謝栗忍無可忍,咬牙切齒地開口:“也彆這兩天,就今天吧。”
宋易驚愕地轉過來。
謝栗低頭從口袋裡掏出u 盤,抬手就往宋易的臉上砸去。
那u 盤裡裝的是他給宋易做的數據,之前他怕網上的數據備份出問題,又特地拷貝了一份。
宋易躲閃不及,被砸個正著,英俊的臉立刻扭曲起來。他不想當著彆人的麵發怒,於是壓低聲音威脅謝栗:“回頭再跟你算今天的事,現在你彆給臉不要……”
圓形的 u 盤在宋易的臉上彈開,又滾回謝栗腳下。
“不要什麼?” 謝栗伸腳踩住滾到腳邊的 u 盤,抬頭和宋易對視。塑料外殼經不住力,喀嚓喀嚓地裂開。
“不要我幫你做的數據嗎?” 他咬著牙,腳下用力,仿佛踩的不是 u 盤,而是宋易的臉。
塑料外殼和電子元件很快被碾成一堆碎渣,
“既然早打算要分手,這東西就早點進垃圾堆吧。” 謝栗的語氣肅然。

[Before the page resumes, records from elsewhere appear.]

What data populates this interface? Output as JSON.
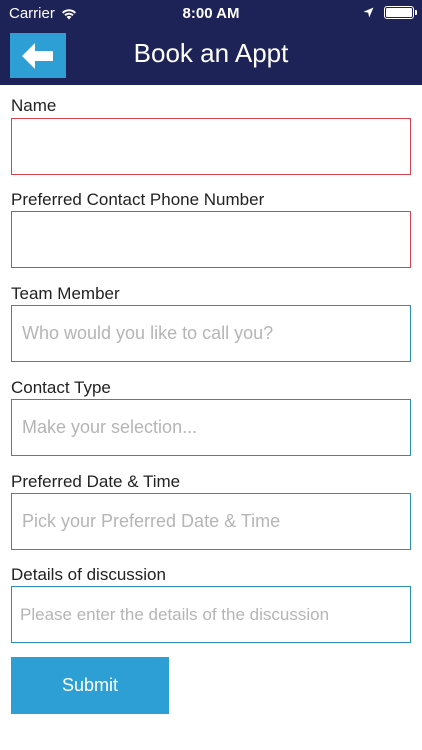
{
  "status_bar": {
    "carrier": "Carrier",
    "time": "8:00 AM"
  },
  "header": {
    "title": "Book an Appt",
    "back_icon": "arrow-left-icon"
  },
  "form": {
    "name": {
      "label": "Name",
      "value": "",
      "placeholder": ""
    },
    "phone": {
      "label": "Preferred Contact Phone Number",
      "value": "",
      "placeholder": ""
    },
    "team_member": {
      "label": "Team Member",
      "placeholder": "Who would you like to call you?"
    },
    "contact_type": {
      "label": "Contact Type",
      "placeholder": "Make your selection..."
    },
    "date_time": {
      "label": "Preferred Date & Time",
      "placeholder": "Pick your Preferred Date & Time"
    },
    "details": {
      "label": "Details of discussion",
      "placeholder": "Please enter the details of the discussion"
    },
    "submit_label": "Submit"
  },
  "colors": {
    "header_bg": "#1d2357",
    "accent": "#2d9fd4",
    "field_border": "#2b8fb2",
    "invalid_border": "#d9434f"
  }
}
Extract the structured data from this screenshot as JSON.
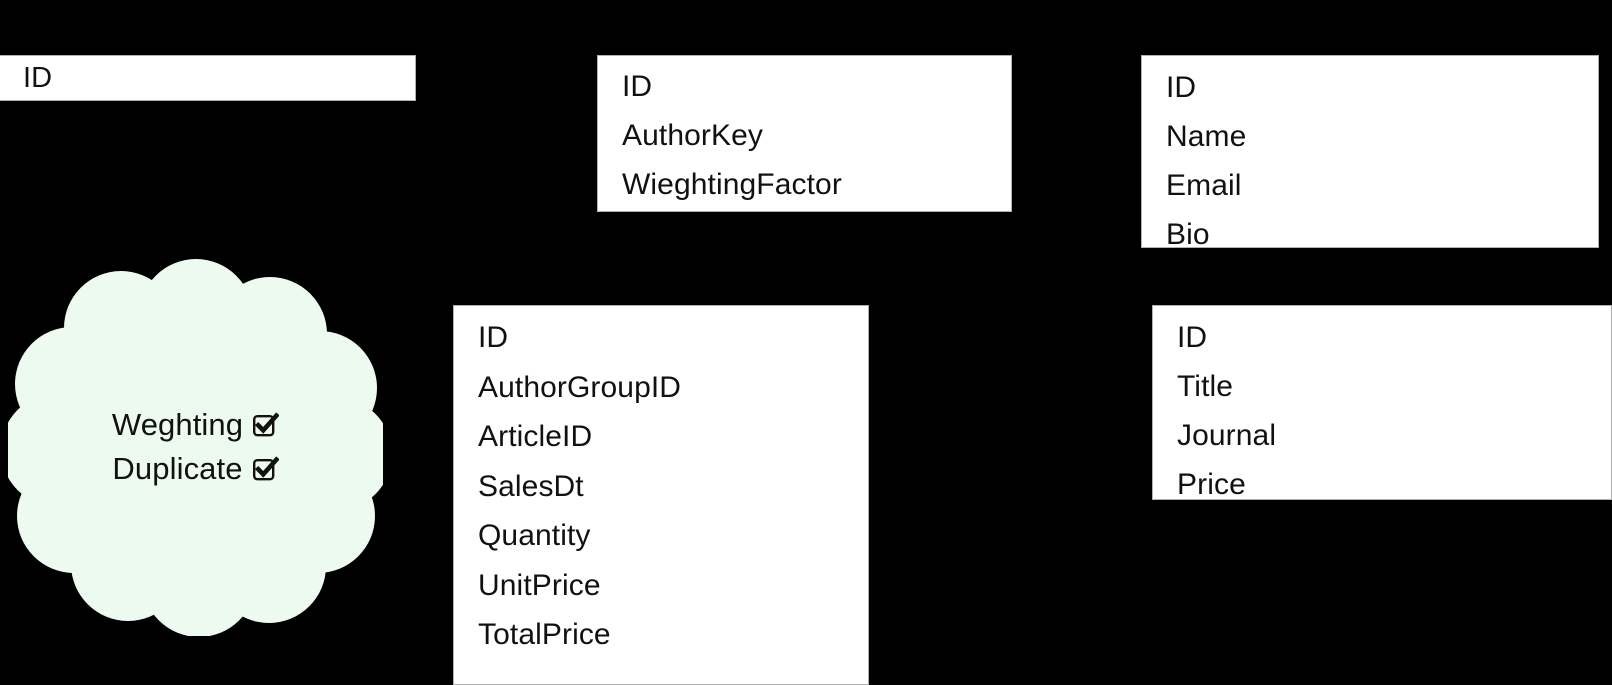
{
  "diagram": {
    "background_color": "#000000",
    "entity_fill_color": "#FFFFFF",
    "entity_border_color": "#B0B0B0",
    "callout_fill_color": "#EDFAEF",
    "text_color": "#111111"
  },
  "entities": [
    {
      "id": "author-id",
      "name": "author-id-entity",
      "fields": [
        "ID"
      ]
    },
    {
      "id": "author-group",
      "name": "author-group-entity",
      "fields": [
        "ID",
        "AuthorKey",
        "WieghtingFactor"
      ]
    },
    {
      "id": "author",
      "name": "author-entity",
      "fields": [
        "ID",
        "Name",
        "Email",
        "Bio"
      ]
    },
    {
      "id": "sales",
      "name": "sales-entity",
      "fields": [
        "ID",
        "AuthorGroupID",
        "ArticleID",
        "SalesDt",
        "Quantity",
        "UnitPrice",
        "TotalPrice"
      ]
    },
    {
      "id": "article",
      "name": "article-entity",
      "fields": [
        "ID",
        "Title",
        "Journal",
        "Price"
      ]
    }
  ],
  "callout": {
    "shape": "cloud",
    "fill_color": "#EDFAEF",
    "options": [
      {
        "label": "Weghting",
        "checkbox": "checked-checkbox-icon",
        "checked": true
      },
      {
        "label": "Duplicate",
        "checkbox": "checked-checkbox-icon",
        "checked": true
      }
    ]
  }
}
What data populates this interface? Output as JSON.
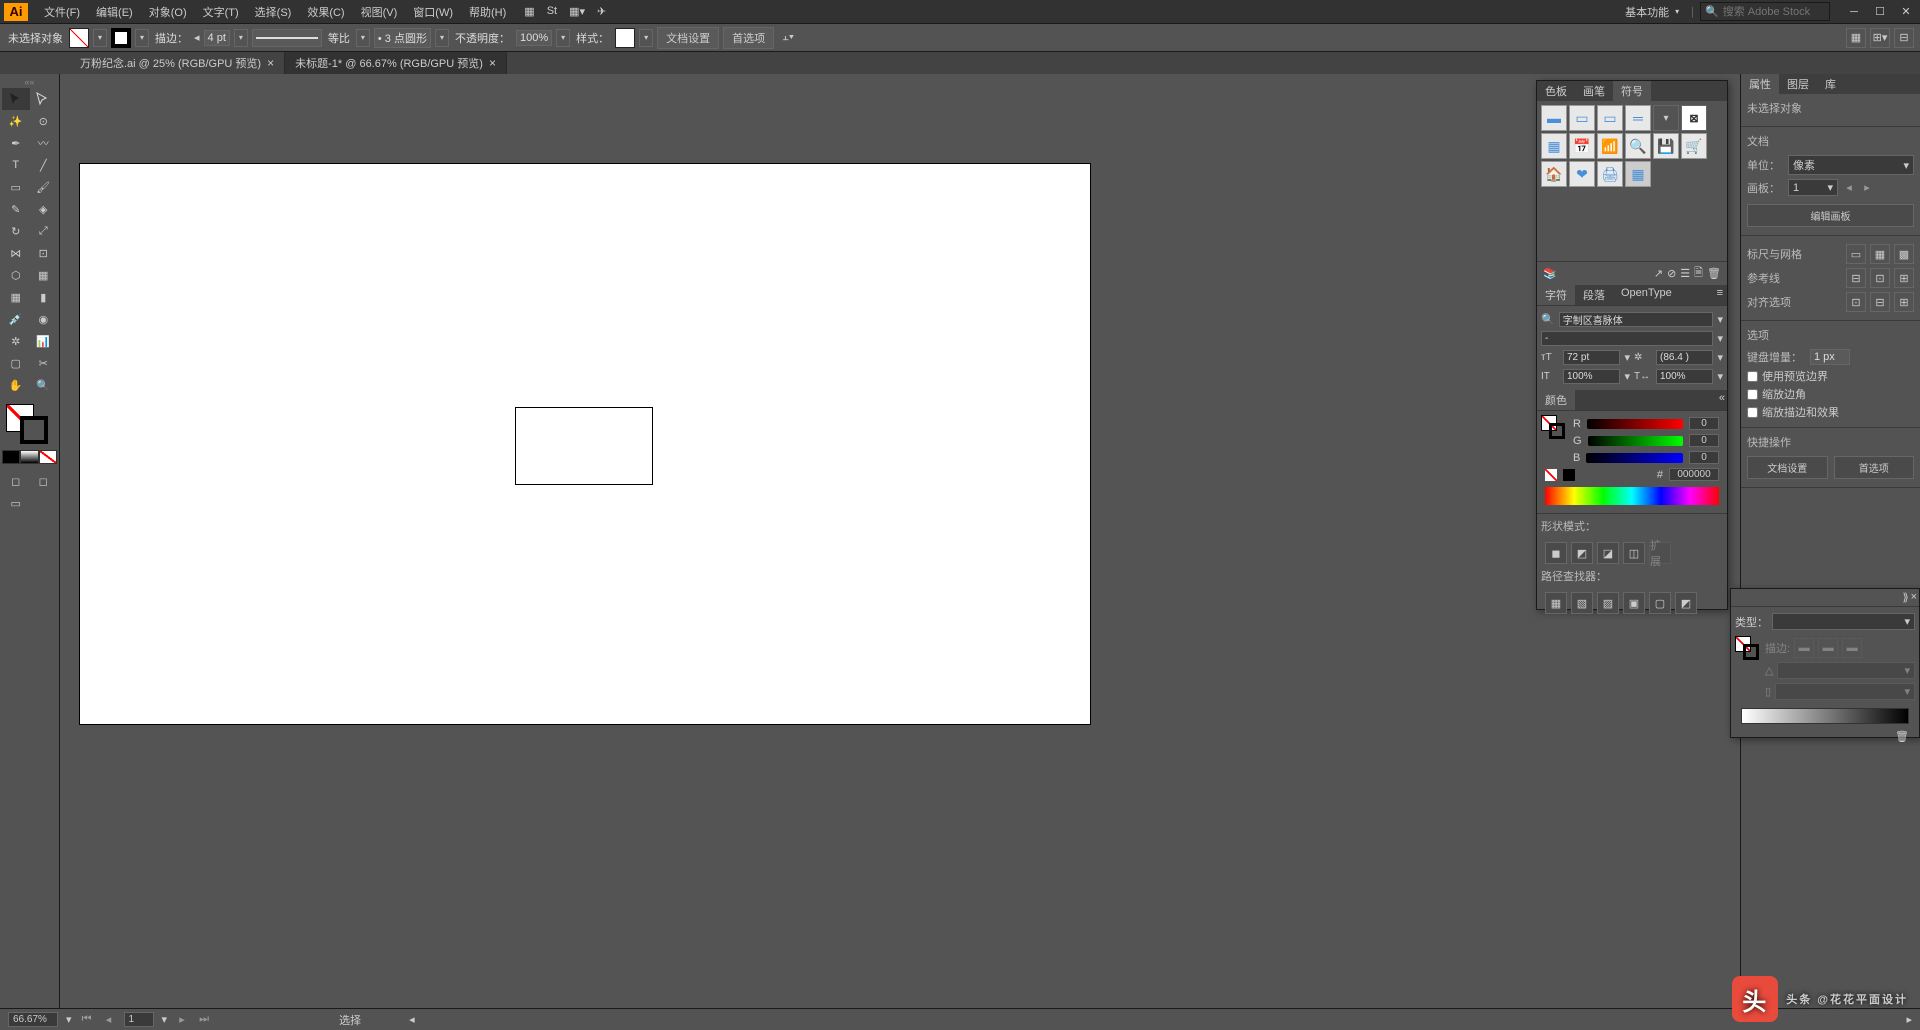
{
  "menubar": {
    "items": [
      "文件(F)",
      "编辑(E)",
      "对象(O)",
      "文字(T)",
      "选择(S)",
      "效果(C)",
      "视图(V)",
      "窗口(W)",
      "帮助(H)"
    ],
    "workspace": "基本功能",
    "search_placeholder": "搜索 Adobe Stock"
  },
  "control": {
    "no_selection": "未选择对象",
    "stroke_label": "描边：",
    "stroke_w": "4 pt",
    "uniform": "等比",
    "dash": "• 3 点圆形",
    "opacity_label": "不透明度：",
    "opacity": "100%",
    "style_label": "样式：",
    "doc_setup": "文档设置",
    "prefs": "首选项"
  },
  "tabs": [
    {
      "label": "万粉纪念.ai @ 25% (RGB/GPU 预览)",
      "active": false
    },
    {
      "label": "未标题-1* @ 66.67% (RGB/GPU 预览)",
      "active": true
    }
  ],
  "symbols_panel": {
    "tabs": [
      "色板",
      "画笔",
      "符号"
    ],
    "active": "符号"
  },
  "char_panel": {
    "tabs": [
      "字符",
      "段落",
      "OpenType"
    ],
    "font": "字制区喜脉体",
    "size": "72 pt",
    "leading": "(86.4 )",
    "vscale": "100%",
    "hscale": "100%"
  },
  "color_panel": {
    "title": "颜色",
    "r": "0",
    "g": "0",
    "b": "0",
    "hex": "000000"
  },
  "shape_panel": {
    "mode": "形状模式：",
    "pathfinder": "路径查找器："
  },
  "properties": {
    "tabs": [
      "属性",
      "图层",
      "库"
    ],
    "no_sel": "未选择对象",
    "doc": "文档",
    "unit_label": "单位：",
    "unit": "像素",
    "artboard_label": "画板：",
    "artboard": "1",
    "edit_artboard": "编辑画板",
    "ruler_grid": "标尺与网格",
    "guides": "参考线",
    "align": "对齐选项",
    "options": "选项",
    "kb_inc_label": "键盘增量：",
    "kb_inc": "1 px",
    "use_preview": "使用预览边界",
    "scale_corners": "缩放边角",
    "scale_strokes": "缩放描边和效果",
    "quick_ops": "快捷操作",
    "doc_setup_btn": "文档设置",
    "prefs_btn": "首选项",
    "type_label": "类型："
  },
  "status": {
    "zoom": "66.67%",
    "artboard": "1",
    "tool": "选择"
  },
  "watermark": "头条 @花花平面设计"
}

往常笑起來彎彎的眼睛,這會睜得一眨不眨,表情甚至有些駭人。
眼角卻開始紅了。
謝栗說罷便走。
他從這二人旁邊擦身而過,夕陽將他背梁筆直的身影在醫院走廊地板上拉長,與那驚愕的二人還有一地殘渣,構成一幅不怎麼好看的畫。
他怕自己再多留一秒鐘,就要在那兩個人麵前哭出來。
他蒙著頭往前走,宋易在他身後大喊,聲音朦朧,扭曲變形。
眼前一片模糊,他摸索著穿過醫院前來往的人流,穿過馬路上的車流,不記得自己有沒有撞上人,也不記得是怎麼上了公交車,又是怎麼一路走回宿舍。
就像一顆失去軌道的小天體,落到柯伊博帶上,隻剩沒頭沒腦地亂撞。
再醒來的時候,整個房間都是黑的,隱約的晨光從窗縫裡鑽進來。
謝栗揉著眼睛到處摸手機,眼皮又酸又沉。
他傍晚時跑回宿舍,蒙在被子裡哭了又停,停了又哭,最後累極。不知不覺地睡了過去。
他找出手機來,按亮屏幕,眯著眼看見十多個未接來電,全是他師兄打來的。
謝栗還有點不清醒,順手就給師兄撥了回去,剛睡醒的聲音軟軟的,帶著濃重的鼻音:“師兄,怎麼給我打那麼多電話?”
“栗啊!” 電話那邊的人一接起來就炸了,突突突的,像個機關槍,“昨晚上老板也來觀測站了,專門找你沒找到。我沒圓過去,你自求多福吧!”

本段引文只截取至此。